Russian memorial in Rostov Oblast

Monument to innocent murdered (Памятник Невинно убиенным) is a memorial in the center of Rostov-on-Don, which was erected in memory of people from Rostov Oblast repressed between 1921 and 1961. The opening ceremony of the monument took place on October 30, 1994, during the commemoration of the Day of Remembrance of the Victims of Political Repressions. Rostov Oblast Association of Victims of Political Repression "Memorial" and its chairman, E. Yemelyanova initiated the monument's construction. A rally in memory of victims of political repression and floral tribute are held annually. Between 1921 and 1961, 90,000 people were repressed, 16,300 of which were killed. Burial sites remain unknown.

== Description ==
Three concrete stelae and a mournful wall are main elements of the memorial. The dedication is written on the both sides of the cross: "To innocent murdered" (невинно убиенным). In front of the sculpture composition there are marble slabs with List of 192 Gulag camps and people's names who contributed to erection of the memorial.
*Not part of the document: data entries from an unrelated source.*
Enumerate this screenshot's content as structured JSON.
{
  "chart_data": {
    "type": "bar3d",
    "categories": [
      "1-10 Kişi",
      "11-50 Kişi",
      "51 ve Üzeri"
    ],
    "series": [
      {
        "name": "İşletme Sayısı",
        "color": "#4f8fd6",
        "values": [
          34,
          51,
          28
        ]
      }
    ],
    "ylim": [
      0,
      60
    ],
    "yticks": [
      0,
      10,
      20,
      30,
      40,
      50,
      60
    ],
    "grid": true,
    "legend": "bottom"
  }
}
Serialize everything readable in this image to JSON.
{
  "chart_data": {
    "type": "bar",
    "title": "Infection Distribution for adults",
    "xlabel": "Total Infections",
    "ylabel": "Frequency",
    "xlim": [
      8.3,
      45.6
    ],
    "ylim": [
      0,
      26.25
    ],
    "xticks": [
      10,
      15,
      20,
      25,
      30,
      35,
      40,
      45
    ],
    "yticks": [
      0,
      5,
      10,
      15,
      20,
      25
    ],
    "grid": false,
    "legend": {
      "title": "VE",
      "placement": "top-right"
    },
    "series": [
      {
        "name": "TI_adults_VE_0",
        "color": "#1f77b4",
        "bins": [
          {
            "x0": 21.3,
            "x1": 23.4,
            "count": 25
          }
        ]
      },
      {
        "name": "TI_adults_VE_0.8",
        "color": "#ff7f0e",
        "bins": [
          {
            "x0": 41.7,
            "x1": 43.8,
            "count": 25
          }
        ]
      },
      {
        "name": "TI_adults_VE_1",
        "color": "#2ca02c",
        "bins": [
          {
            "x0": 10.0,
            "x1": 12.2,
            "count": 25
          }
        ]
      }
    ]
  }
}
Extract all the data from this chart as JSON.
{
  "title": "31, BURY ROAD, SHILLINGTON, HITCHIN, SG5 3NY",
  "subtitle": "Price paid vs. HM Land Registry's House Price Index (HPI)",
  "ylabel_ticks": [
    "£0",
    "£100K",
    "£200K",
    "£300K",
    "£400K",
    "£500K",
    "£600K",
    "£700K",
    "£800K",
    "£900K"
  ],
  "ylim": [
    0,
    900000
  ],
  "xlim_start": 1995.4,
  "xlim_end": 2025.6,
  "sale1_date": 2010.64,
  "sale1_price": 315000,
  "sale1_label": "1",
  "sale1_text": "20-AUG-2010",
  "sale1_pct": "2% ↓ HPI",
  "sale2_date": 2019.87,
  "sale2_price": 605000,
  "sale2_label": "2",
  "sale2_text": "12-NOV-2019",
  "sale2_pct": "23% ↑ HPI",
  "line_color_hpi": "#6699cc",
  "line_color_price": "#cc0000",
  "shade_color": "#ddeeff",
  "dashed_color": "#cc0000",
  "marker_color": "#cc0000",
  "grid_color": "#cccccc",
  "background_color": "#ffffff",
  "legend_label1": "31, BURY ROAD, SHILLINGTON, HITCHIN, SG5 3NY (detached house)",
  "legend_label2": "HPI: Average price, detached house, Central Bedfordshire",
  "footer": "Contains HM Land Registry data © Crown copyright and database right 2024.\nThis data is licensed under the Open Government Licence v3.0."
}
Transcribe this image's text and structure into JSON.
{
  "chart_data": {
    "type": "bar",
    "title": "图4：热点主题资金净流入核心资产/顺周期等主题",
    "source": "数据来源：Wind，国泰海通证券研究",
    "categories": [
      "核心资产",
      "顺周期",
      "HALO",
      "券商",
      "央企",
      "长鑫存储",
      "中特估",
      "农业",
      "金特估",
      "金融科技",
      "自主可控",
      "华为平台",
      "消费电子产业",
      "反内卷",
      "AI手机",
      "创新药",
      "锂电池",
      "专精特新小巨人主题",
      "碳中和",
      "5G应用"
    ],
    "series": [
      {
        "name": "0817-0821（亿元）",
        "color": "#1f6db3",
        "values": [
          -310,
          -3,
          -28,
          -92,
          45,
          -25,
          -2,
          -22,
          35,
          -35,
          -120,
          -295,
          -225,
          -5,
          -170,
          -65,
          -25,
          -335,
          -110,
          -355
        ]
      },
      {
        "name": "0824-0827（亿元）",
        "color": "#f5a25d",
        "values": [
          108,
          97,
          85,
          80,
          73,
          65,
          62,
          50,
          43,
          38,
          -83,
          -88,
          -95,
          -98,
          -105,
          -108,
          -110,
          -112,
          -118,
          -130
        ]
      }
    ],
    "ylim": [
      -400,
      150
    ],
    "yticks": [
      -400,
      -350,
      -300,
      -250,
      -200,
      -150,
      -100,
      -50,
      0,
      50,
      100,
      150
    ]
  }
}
Symbols of different faiths and a symbol of the communist movement (Hammer, sickle and five-pointed star) are depicted in the back of the central stele. Map of the USSR showing the Gulag work camps locations is depicted on it. Also, the wall provides information on victims of political repression for the country as a whole and for Rostov Oblast in particular.

The sculpture composition was vandalized more than twenty times. The memorial was restored with funding from the city administration in 2006. Marble facing plates have been replaced by metal. New information board was manufactured.